We shall thus have :
?- subMatrix([a,b,d],[d,e,f],[g,h,i]],1,2,2,2,R).
R=[[b,c],[e,f]].
?- refMatrix(M), subMatrix(M,2,1,2,3,M2).
M=[[_G1,2,_G2,4],[_G3,4,1,_G4],[2,_G5,4,_G6],[_G7,3,_G8,1]],
M2=[[_G3,4,1],[2,_G5,4]].
@angelrocksvid,
Is there a question in this? If so, what is it, and what is refMatrix?
@markr,
markr wrote:
Is there a question in this? If so, what is it, and what is refMatrix?
This is incorrectly tagged. The clue is in the title, but I expect most people born after about 1980 will not recognize it. Prolog is a weird computer programming language from the early 1970s associated with artificial intelligence and computational linguistics. The name Prolog was chosen by Philippe Roussel as an abbreviation for programmation en logique.
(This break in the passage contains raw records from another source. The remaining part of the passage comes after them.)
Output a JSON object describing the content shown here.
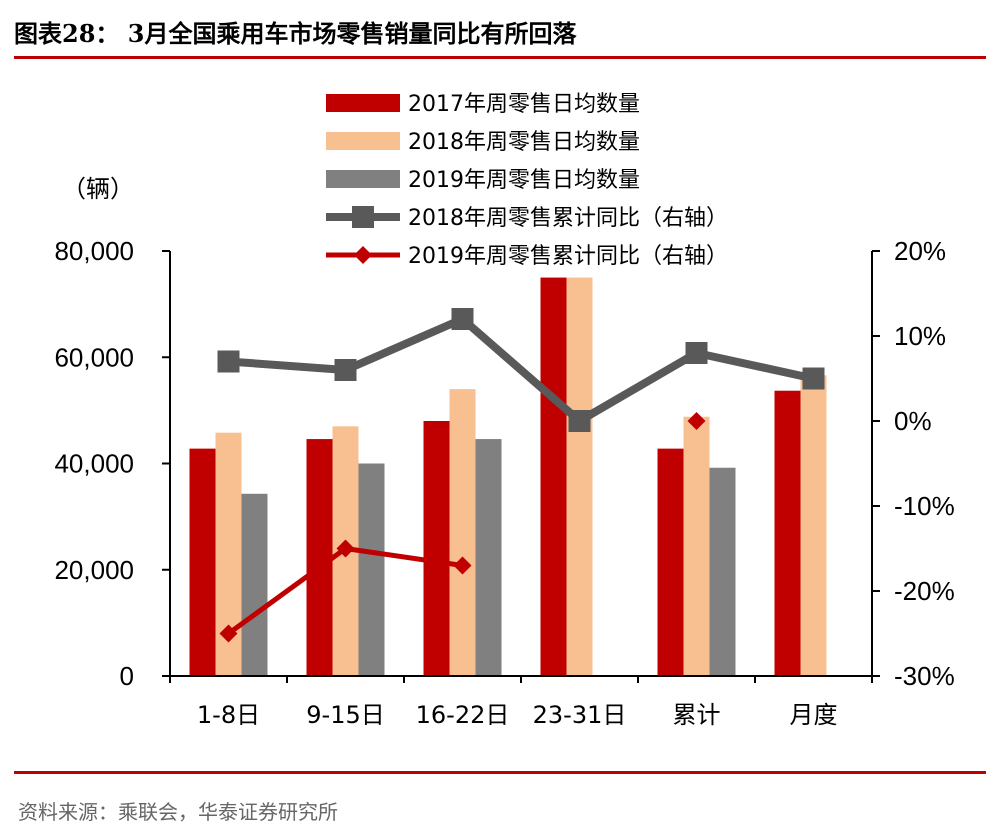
{
  "title": "图表28： 3月全国乘用车市场零售销量同比有所回落",
  "source": "资料来源：乘联会，华泰证券研究所",
  "chart_data": {
    "type": "bar",
    "unit_label": "（辆）",
    "categories": [
      "1-8日",
      "9-15日",
      "16-22日",
      "23-31日",
      "累计",
      "月度"
    ],
    "y_left": {
      "ylim": [
        0,
        80000
      ],
      "ticks": [
        "0",
        "20,000",
        "40,000",
        "60,000",
        "80,000"
      ],
      "tick_values": [
        0,
        20000,
        40000,
        60000,
        80000
      ]
    },
    "y_right": {
      "ylim": [
        -0.3,
        0.2
      ],
      "ticks": [
        "-30%",
        "-20%",
        "-10%",
        "0%",
        "10%",
        "20%"
      ],
      "tick_values": [
        -0.3,
        -0.2,
        -0.1,
        0.0,
        0.1,
        0.2
      ]
    },
    "bar_series": [
      {
        "name": "2017年周零售日均数量",
        "color": "#c00000",
        "values": [
          42800,
          44600,
          48000,
          75000,
          42800,
          53700
        ]
      },
      {
        "name": "2018年周零售日均数量",
        "color": "#f8bf91",
        "values": [
          45800,
          47000,
          54000,
          75000,
          48800,
          56600
        ]
      },
      {
        "name": "2019年周零售日均数量",
        "color": "#808080",
        "values": [
          34300,
          40000,
          44600,
          null,
          39200,
          null
        ]
      }
    ],
    "line_series": [
      {
        "name": "2018年周零售累计同比（右轴）",
        "color": "#595959",
        "marker": "square",
        "values": [
          0.07,
          0.06,
          0.12,
          0.0,
          0.08,
          0.05
        ]
      },
      {
        "name": "2019年周零售累计同比（右轴）",
        "color": "#c00000",
        "marker": "diamond",
        "values": [
          -0.25,
          -0.15,
          -0.17,
          null,
          0.0,
          null
        ]
      }
    ],
    "legend_position": "top-center"
  }
}
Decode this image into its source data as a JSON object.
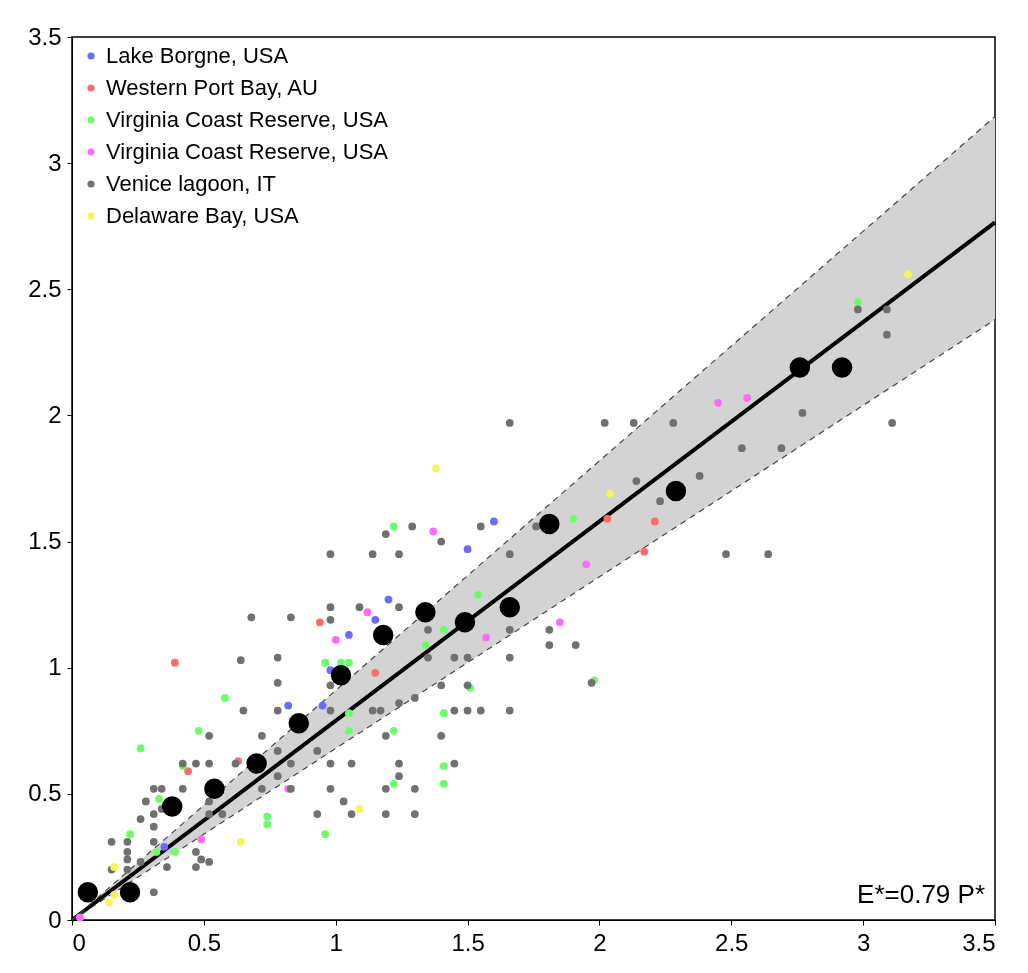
{
  "chart_data": {
    "type": "scatter",
    "xlim": [
      0,
      3.5
    ],
    "ylim": [
      0,
      3.5
    ],
    "xticks": [
      0,
      0.5,
      1,
      1.5,
      2,
      2.5,
      3,
      3.5
    ],
    "yticks": [
      0,
      0.5,
      1,
      1.5,
      2,
      2.5,
      3,
      3.5
    ],
    "legend": "top left",
    "marker": "circle",
    "annotations": [
      "E*=0.79 P*"
    ],
    "series": [
      {
        "name": "Lake Borgne, USA",
        "color": "#6b6bff",
        "x": [
          1.6,
          1.5,
          1.2,
          1.15,
          1.05,
          0.98,
          0.95,
          0.82,
          0.35
        ],
        "values": [
          1.58,
          1.47,
          1.27,
          1.19,
          1.13,
          0.99,
          0.85,
          0.85,
          0.29
        ]
      },
      {
        "name": "Western Port Bay, AU",
        "color": "#ff6b6b",
        "x": [
          0.39,
          0.44,
          0.63,
          0.94,
          1.15,
          2.03,
          2.21,
          2.17
        ],
        "values": [
          1.02,
          0.59,
          0.63,
          1.18,
          0.98,
          1.59,
          1.58,
          1.46
        ]
      },
      {
        "name": "Virginia Coast Reserve, USA",
        "color": "#6bff6b",
        "x": [
          0.58,
          0.48,
          0.26,
          0.42,
          0.33,
          0.22,
          0.32,
          0.39,
          0.74,
          0.74,
          1.22,
          0.96,
          1.02,
          1.05,
          1.41,
          1.34,
          1.54,
          1.51,
          1.05,
          1.05,
          1.22,
          1.41,
          1.41,
          1.41,
          1.22,
          0.96,
          1.9,
          1.98,
          2.98
        ],
        "values": [
          0.88,
          0.75,
          0.68,
          0.61,
          0.48,
          0.34,
          0.27,
          0.27,
          0.41,
          0.38,
          1.56,
          1.02,
          1.02,
          1.02,
          1.15,
          1.09,
          1.29,
          0.92,
          0.82,
          0.75,
          0.75,
          0.82,
          0.61,
          0.54,
          0.54,
          0.34,
          1.59,
          0.95,
          2.45
        ]
      },
      {
        "name": "Virginia Coast Reserve, USA",
        "color": "#ff6bff",
        "x": [
          0.82,
          0.49,
          1.37,
          1.12,
          1.0,
          1.57,
          1.95,
          1.85,
          2.45,
          2.56,
          0.03
        ],
        "values": [
          0.52,
          0.32,
          1.54,
          1.22,
          1.11,
          1.12,
          1.41,
          1.18,
          2.05,
          2.07,
          0.01
        ]
      },
      {
        "name": "Venice lagoon, IT",
        "color": "#707070",
        "x": [
          0.68,
          0.83,
          0.64,
          0.78,
          0.78,
          0.65,
          0.78,
          0.52,
          0.72,
          0.42,
          0.47,
          0.52,
          0.62,
          0.78,
          0.83,
          0.78,
          0.31,
          0.34,
          0.42,
          0.72,
          0.83,
          0.28,
          0.34,
          0.31,
          0.26,
          0.31,
          0.52,
          0.52,
          0.57,
          0.15,
          0.21,
          0.31,
          0.21,
          0.21,
          0.26,
          0.15,
          0.21,
          0.36,
          0.47,
          0.47,
          0.49,
          0.52,
          0.31,
          0.93,
          0.93,
          1.66,
          1.19,
          1.29,
          1.4,
          1.55,
          0.98,
          1.14,
          1.24,
          1.66,
          0.98,
          0.98,
          1.09,
          1.24,
          1.35,
          1.66,
          0.98,
          1.35,
          1.45,
          1.5,
          1.66,
          1.4,
          1.5,
          0.98,
          1.14,
          1.17,
          1.24,
          1.3,
          1.45,
          1.5,
          1.55,
          1.66,
          1.19,
          1.4,
          0.98,
          1.06,
          1.24,
          1.45,
          1.24,
          0.98,
          1.19,
          1.3,
          1.03,
          1.06,
          1.19,
          1.3,
          2.02,
          2.13,
          2.28,
          2.14,
          2.23,
          2.38,
          1.76,
          1.81,
          1.81,
          1.91,
          1.97,
          2.98,
          3.09,
          3.09,
          2.77,
          3.11,
          2.54,
          2.69,
          2.48,
          2.64
        ],
        "values": [
          1.2,
          1.2,
          1.03,
          1.04,
          0.94,
          0.83,
          0.83,
          0.73,
          0.73,
          0.62,
          0.62,
          0.62,
          0.62,
          0.67,
          0.62,
          0.57,
          0.52,
          0.52,
          0.52,
          0.52,
          0.52,
          0.47,
          0.44,
          0.42,
          0.4,
          0.37,
          0.47,
          0.42,
          0.42,
          0.31,
          0.31,
          0.31,
          0.27,
          0.24,
          0.23,
          0.2,
          0.2,
          0.21,
          0.27,
          0.21,
          0.24,
          0.23,
          0.11,
          0.42,
          0.67,
          1.97,
          1.53,
          1.56,
          1.5,
          1.56,
          1.45,
          1.45,
          1.45,
          1.45,
          1.24,
          1.19,
          1.24,
          1.24,
          1.15,
          1.15,
          0.93,
          1.04,
          1.04,
          1.04,
          1.04,
          0.93,
          0.93,
          0.83,
          0.83,
          0.83,
          0.86,
          0.88,
          0.83,
          0.83,
          0.83,
          0.83,
          0.73,
          0.73,
          0.62,
          0.62,
          0.62,
          0.62,
          0.57,
          0.52,
          0.52,
          0.52,
          0.47,
          0.42,
          0.42,
          0.42,
          1.97,
          1.97,
          1.97,
          1.74,
          1.66,
          1.76,
          1.56,
          1.15,
          1.09,
          1.09,
          0.94,
          2.42,
          2.42,
          2.32,
          2.01,
          1.97,
          1.87,
          1.87,
          1.45,
          1.45
        ]
      },
      {
        "name": "Delaware Bay, USA",
        "color": "#f5f55a",
        "x": [
          0.16,
          0.16,
          0.14,
          0.64,
          1.38,
          1.09,
          2.04,
          3.17
        ],
        "values": [
          0.21,
          0.1,
          0.07,
          0.31,
          1.79,
          0.44,
          1.69,
          2.56
        ]
      },
      {
        "color": "#000000",
        "x": [
          0.06,
          0.22,
          0.38,
          0.54,
          0.7,
          0.86,
          1.02,
          1.18,
          1.34,
          1.49,
          1.66,
          1.81,
          2.29,
          2.76,
          2.92
        ],
        "values": [
          0.11,
          0.11,
          0.45,
          0.52,
          0.62,
          0.78,
          0.97,
          1.13,
          1.22,
          1.18,
          1.24,
          1.57,
          1.7,
          2.19,
          2.19
        ]
      },
      {
        "type": "line",
        "color": "#000000",
        "marker": "none",
        "x": [
          0,
          3.5
        ],
        "values": [
          0,
          2.765
        ],
        "lower": [
          0,
          2.38
        ],
        "upper": [
          0,
          3.185
        ]
      },
      {
        "type": "line",
        "color": "#444444",
        "marker": "none",
        "line_style": "dashed",
        "x": [
          0,
          3.5
        ],
        "values": [
          0,
          2.38
        ]
      },
      {
        "type": "line",
        "color": "#444444",
        "marker": "none",
        "line_style": "dashed",
        "x": [
          0,
          3.5
        ],
        "values": [
          0,
          3.185
        ]
      }
    ]
  }
}
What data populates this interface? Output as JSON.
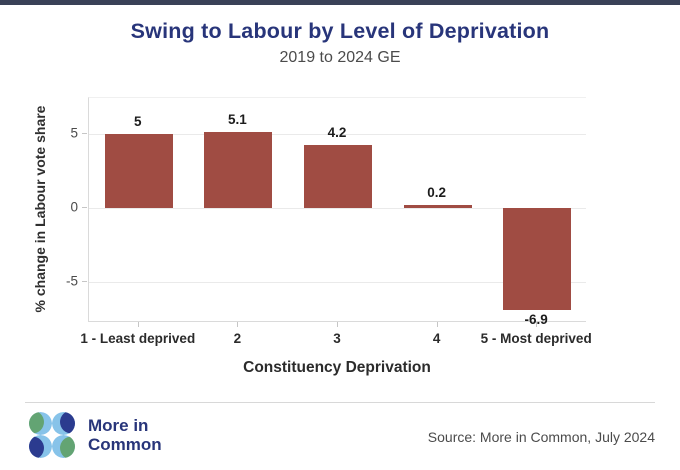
{
  "chart_data": {
    "type": "bar",
    "title": "Swing to Labour by Level of Deprivation",
    "subtitle": "2019 to 2024 GE",
    "categories": [
      "1 - Least deprived",
      "2",
      "3",
      "4",
      "5 - Most deprived"
    ],
    "values": [
      5,
      5.1,
      4.2,
      0.2,
      -6.9
    ],
    "value_labels": [
      "5",
      "5.1",
      "4.2",
      "0.2",
      "-6.9"
    ],
    "xlabel": "Constituency Deprivation",
    "ylabel": "% change in Labour vote share",
    "yticks": [
      5,
      0,
      -5
    ],
    "ytick_labels": [
      "5",
      "0",
      "-5"
    ],
    "ylim": [
      -7.8,
      7.4
    ],
    "grid": true,
    "legend": "none",
    "bar_color": "#a04c43"
  },
  "footer": {
    "logo_text_line1": "More in",
    "logo_text_line2": "Common",
    "source": "Source: More in Common, July 2024"
  },
  "colors": {
    "accent_navy": "#28357a",
    "top_bar": "#3a4157",
    "bar": "#a04c43",
    "logo_green": "#63a473",
    "logo_light_blue": "#87c3e9",
    "logo_dark_blue": "#2b3b8f"
  }
}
In Prolog, program logic is expressed in terms of relations, and a computation is initiated by running a query over these relations. Relations and queries are constructed using Prolog's single data type, the term. Relations are defined by clauses. Given a query, the Prolog engine attempts to find a resolution refutation of the negated query. If the negated query can be refuted, i.e., an instantiation for all free variables is found that makes the union of clauses and the singleton set consisting of the negated query false, it follows that the original query, with the found instantiation applied, is a logical consequence of the program. This makes Prolog (and other logic programming languages) particularly useful for database, symbolic mathematics, and language parsing applications. Because Prolog allows impure predicates, checking the truth value of certain special predicates may have some deliberate side effect, such as printing a value to the screen. Because of this, the programmer is permitted to use some amount of conventional imperative programming when the logical paradigm is inconvenient. It has a purely logical subset, called "pure Prolog", as well as a number of extralogical features.
I said it was weird. You have to be fairly clever to get through a Prolog course, and the copying and pasting an assignment here is clearly an act of desperation.
@contrex,
I actually farted around with it for a few minutes several years ago. But since I'm not really familiar with it, I'm not sure if there is a question embedded in the post.